Mais par quel tour de magie un
tel bâtiment, dont l’architecture remonte à plusieurs millénaires, s’est-il
retrouvé planté au milieu d’un village de petite montagne, proche de la
frontière suisse ? Certes, on a déjà vu des cas semblables, à Paris, au
Musée du Louvres, par exemple. Mais c’est quand même un peu plus récent, et
dans la capitale, toutes les extravagances ou presque sont permises. Au lieu
que, dans un village, cette construction posée là comme un vaisseau spatial
surprend quand même un peu. Je vais contourner l’étrange objet, pour essayer de
comprendre, conclut le voyageur. Ah, tiens tiens, il semble qu’une sorte de sas
joigne les pyramides à un corps de ferme plus ancien, plus dans le style du
pays. Un peu comme la pyramide du Louvres est reliée à l’antique palais par un
couloir souterrain. Évidemment, là, ce n’est pas souterrain, mais ça y fait
penser. De même que le grand corps de ferme, beaucoup plus ancien que les
pyramides, pourrait évoquer le vénérable Palais du Louvres. Voyons à quoi
ressemble ce corps de ferme.
La façade, de l’autre côté des
pyramides, donne sur une large place plantée de dizaines de tilleuls. Une armée
de tilleuls, commandée par un général dont le buste figure fièrement dressé
face à l’orient. S’approchant de la statue, notre voyageur aurait appris que
c’est celle de Jules François Viette, qui dirigea effectivement une troupe
armée résistant à l’invasion prussienne de 1870 avant de devenir ministre de l’Agriculture
et des Travaux publics aux heures de gloire de la IIIème République. Pour
rester dans le même esprit martial, le grand corps de ferme rattaché aux
pyramides est criblé d’éclats d’obus. Ils datent de 70 ans, mais on pourrait
les croire d’hier. Sur le côté droit de cette façade, une enseigne
indique : Maison pour Tous.
Ah ! se serait dit le
voyageur. Nous avons enfin repris pied dans notre époque. Cet ensemble n’est
pas destiné à la gloire d’un improbable Pharaon local mais, comme je l’avais
deviné en jetant un œil dans les pyramides, à toute une collectivité. Comme une
mairie. Comme une église catholique. Ou comme un temple protestant.

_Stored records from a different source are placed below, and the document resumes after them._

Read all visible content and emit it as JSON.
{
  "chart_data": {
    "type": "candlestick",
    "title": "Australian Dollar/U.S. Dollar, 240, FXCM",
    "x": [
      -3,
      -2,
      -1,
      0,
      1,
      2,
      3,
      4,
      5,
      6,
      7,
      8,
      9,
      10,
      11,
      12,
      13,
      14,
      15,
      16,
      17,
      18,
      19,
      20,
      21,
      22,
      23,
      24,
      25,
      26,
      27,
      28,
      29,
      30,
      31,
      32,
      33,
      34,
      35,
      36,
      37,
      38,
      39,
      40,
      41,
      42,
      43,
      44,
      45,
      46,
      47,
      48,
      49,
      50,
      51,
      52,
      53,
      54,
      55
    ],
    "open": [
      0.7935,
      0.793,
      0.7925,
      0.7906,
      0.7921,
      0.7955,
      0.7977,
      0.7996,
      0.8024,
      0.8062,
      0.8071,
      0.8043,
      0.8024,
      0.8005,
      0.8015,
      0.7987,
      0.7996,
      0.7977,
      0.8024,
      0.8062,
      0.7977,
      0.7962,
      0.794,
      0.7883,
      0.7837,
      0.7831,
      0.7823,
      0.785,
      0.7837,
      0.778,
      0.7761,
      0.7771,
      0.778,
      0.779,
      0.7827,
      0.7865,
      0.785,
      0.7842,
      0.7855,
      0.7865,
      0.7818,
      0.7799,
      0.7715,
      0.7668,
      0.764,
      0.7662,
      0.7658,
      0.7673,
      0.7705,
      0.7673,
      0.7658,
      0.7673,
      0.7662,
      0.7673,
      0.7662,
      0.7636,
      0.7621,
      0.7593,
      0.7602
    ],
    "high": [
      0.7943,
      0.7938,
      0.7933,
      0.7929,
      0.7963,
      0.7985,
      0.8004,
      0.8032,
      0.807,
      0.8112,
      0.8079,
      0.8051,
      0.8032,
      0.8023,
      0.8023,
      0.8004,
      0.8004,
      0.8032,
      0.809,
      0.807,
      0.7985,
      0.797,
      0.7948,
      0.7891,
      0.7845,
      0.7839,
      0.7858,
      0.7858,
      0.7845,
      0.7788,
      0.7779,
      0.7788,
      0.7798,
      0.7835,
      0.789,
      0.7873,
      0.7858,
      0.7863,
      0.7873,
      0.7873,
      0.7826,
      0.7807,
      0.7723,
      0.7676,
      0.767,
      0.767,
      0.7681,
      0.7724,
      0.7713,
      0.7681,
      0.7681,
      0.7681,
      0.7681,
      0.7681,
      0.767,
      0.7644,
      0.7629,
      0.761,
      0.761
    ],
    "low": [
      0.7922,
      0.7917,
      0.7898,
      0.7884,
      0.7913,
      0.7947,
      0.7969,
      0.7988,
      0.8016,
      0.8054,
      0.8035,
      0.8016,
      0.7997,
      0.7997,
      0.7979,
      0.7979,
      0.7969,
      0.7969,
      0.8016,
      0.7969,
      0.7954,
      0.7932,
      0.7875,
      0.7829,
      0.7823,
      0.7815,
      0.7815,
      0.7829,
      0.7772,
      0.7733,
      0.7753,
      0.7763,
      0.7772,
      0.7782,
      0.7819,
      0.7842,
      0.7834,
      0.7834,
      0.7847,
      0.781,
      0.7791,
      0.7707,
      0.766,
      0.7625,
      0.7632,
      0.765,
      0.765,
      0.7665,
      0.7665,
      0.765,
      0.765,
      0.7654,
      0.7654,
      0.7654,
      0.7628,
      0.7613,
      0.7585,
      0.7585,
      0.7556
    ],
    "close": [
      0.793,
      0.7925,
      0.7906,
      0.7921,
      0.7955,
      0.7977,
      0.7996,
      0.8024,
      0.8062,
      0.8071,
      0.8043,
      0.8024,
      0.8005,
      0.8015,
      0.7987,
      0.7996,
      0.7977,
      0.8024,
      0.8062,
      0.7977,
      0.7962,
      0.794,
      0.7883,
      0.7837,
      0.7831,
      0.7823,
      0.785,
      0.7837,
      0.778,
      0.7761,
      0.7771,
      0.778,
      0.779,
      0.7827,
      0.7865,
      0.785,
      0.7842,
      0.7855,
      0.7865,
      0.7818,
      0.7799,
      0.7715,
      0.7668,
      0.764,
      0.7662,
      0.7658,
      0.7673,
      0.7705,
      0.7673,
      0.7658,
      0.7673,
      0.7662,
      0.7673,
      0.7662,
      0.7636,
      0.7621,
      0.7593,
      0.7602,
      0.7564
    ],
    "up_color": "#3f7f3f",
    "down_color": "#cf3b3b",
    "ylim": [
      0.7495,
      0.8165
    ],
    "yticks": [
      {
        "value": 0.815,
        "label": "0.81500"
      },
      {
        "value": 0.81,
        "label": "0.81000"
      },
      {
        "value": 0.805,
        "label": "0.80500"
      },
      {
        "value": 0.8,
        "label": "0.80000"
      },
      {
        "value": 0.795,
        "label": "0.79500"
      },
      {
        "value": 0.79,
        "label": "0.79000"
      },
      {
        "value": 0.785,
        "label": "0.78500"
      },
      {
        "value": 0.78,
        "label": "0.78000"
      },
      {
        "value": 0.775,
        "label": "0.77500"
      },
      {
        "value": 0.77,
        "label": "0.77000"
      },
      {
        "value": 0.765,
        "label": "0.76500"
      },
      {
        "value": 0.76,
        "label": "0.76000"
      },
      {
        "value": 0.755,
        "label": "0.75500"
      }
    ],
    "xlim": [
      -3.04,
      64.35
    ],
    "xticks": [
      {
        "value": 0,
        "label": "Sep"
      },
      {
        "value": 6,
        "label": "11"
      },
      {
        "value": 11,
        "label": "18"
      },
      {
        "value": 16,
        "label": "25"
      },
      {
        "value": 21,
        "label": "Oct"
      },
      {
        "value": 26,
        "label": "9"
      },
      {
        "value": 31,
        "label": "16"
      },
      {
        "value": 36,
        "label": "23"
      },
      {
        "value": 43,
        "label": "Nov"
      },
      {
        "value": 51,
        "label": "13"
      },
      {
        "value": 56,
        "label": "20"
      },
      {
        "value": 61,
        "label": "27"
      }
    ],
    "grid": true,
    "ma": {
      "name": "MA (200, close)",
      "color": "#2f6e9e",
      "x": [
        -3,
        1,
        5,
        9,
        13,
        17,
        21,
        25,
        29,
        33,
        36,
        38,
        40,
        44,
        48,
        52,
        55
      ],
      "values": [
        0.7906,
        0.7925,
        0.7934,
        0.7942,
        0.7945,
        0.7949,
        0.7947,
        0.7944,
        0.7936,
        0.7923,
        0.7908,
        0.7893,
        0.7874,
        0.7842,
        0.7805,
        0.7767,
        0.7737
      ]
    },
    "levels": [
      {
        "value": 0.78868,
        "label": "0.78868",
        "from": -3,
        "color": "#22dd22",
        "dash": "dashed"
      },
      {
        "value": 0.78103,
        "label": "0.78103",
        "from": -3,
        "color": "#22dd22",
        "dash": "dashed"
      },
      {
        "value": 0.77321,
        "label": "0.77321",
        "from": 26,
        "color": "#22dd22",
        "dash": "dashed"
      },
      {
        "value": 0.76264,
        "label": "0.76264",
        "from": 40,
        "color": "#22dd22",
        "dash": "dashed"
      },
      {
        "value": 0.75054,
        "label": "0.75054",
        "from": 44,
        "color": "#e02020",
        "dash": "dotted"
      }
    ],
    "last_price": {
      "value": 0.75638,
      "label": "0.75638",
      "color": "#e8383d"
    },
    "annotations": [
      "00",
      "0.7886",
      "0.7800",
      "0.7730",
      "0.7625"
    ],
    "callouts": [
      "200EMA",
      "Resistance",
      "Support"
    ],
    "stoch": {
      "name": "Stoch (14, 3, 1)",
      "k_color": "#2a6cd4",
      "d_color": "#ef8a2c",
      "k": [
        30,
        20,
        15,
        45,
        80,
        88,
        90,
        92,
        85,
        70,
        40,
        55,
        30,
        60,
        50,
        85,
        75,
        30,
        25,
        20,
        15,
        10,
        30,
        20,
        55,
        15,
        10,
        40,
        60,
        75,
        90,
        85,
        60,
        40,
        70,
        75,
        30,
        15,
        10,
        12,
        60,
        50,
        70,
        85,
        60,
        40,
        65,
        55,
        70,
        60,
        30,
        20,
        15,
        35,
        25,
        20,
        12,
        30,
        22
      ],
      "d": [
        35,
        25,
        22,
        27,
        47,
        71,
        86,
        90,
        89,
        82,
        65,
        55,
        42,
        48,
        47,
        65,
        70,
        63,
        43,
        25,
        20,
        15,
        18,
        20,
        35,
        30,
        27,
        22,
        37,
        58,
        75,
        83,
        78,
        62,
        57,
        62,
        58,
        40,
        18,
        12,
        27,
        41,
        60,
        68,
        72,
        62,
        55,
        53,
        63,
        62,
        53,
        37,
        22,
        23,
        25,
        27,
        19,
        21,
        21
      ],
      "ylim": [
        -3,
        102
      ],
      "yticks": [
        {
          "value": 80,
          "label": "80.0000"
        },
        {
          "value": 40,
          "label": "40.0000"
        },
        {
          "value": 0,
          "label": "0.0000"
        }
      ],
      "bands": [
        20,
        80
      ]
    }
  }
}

Mais, justement. Dans ce village,
il y a déjà mairie, église et temple. Que vient ajouter à tout cela cet
assemblage anachronique entre un corps de ferme plus que centenaire et une
annexe de forme géométrique évidemment beaucoup plus récente ? Et qui a
bien pu construire cette dernière ? Qui a pu avoir une idée aussi
saugrenue ?
Entrons. En bas à droite du pont
de grange, une porte est ouverte. Mettons-nous à l’abri pour chercher à
comprendre.
Là, au milieu d’allées et venues
de personnes entrant ou sortant de différentes pièces, dans un bruit sourd de
colonne militaire en marche (le step), notre curieux va s’ébrouer et chercher à
poser des questions. Mais personne ne saura lui répondre. Aussi va-t-il sortir
de sa poche l’objet qui guide les voyageurs égarés dans notre monde
d’aujourd’hui. C’est un petit génie aussi puissant que celui de la lampe
d’Aladin. Et, après avoir effleuré sa surface brillante comme Aladin effleurait
la lampe magique, il va poser sa question :
– Maison
pour tous de Blamont.
Aussitôt, une kyrielle de pages à
consulter va s’afficher, parmi lesquelles il va en choisir une. Et là, chers
amis, je vous laisse découvrir à votre retour chez vous, si du moins vous êtes
équipés de la lampe magique, tout l’éventail des activités proposées par cette
Maison pour Tous mais aussi toute son histoire, de la fondation de
l’association à l’acquisition de la vieille ferme, de la construction du
Mille-Club à la mise à disposition du fil-neige de Brisepoutot, du défilé de
chars aux ventes de géraniums à domicile, et même des Charlines aux
Zygomatics...
Mais ce que le gadget qui sait
tout ne pourra jamais lui dire, c’est l’ardeur, l’amitié et l’enthousiasme qui
animaient la vaillante équipe. Nous vivons dans un monde où ce qui ne se vend
pas n’a pas de valeur, point. Tout est mesuré à l’aune de ce que cela peut
rapporter. Rentabilité, productivité, profit, optimisation, comment faire
rentrer dans de tels critères les centaines d’heures passées par une bande de
copains, se crevant la paillasse, comme m’a dit un jour l’un d’entre eux, pour
donner de la vie et du bonheur aux habitants du plateau ? Que sait le
smartphone des émotions, des indignations, des engueulades, des moments de
triomphe, des larmes, des rires du vaillant équipage qui s’est embarqué dans
l’aventure un jour de 1968 ?
Des hommes qui passaient tant
d’heures sur le chantier et de la patience de leurs femmes, alors que les
travaux de leur maison n’étaient pas encore terminés ? De ces femmes,
justement, qui passaient des nuits presque blanches au service ou à la plonge,
quand on faisait une soirée dansante pour gagner de quoi payer des matériaux de
construction ? Et qui trouvaient encore le moyen, sans le dire, d’emporter
chez elles les rideaux de la Maison pour Tous afin de les laver ? Tout ça
parce qu’un jour de 68, quelques braves s’étaient réunis et que l’un d’eux
avait déclaré :
– il
faut à tout prix faire quelque chose pour nos jeunes.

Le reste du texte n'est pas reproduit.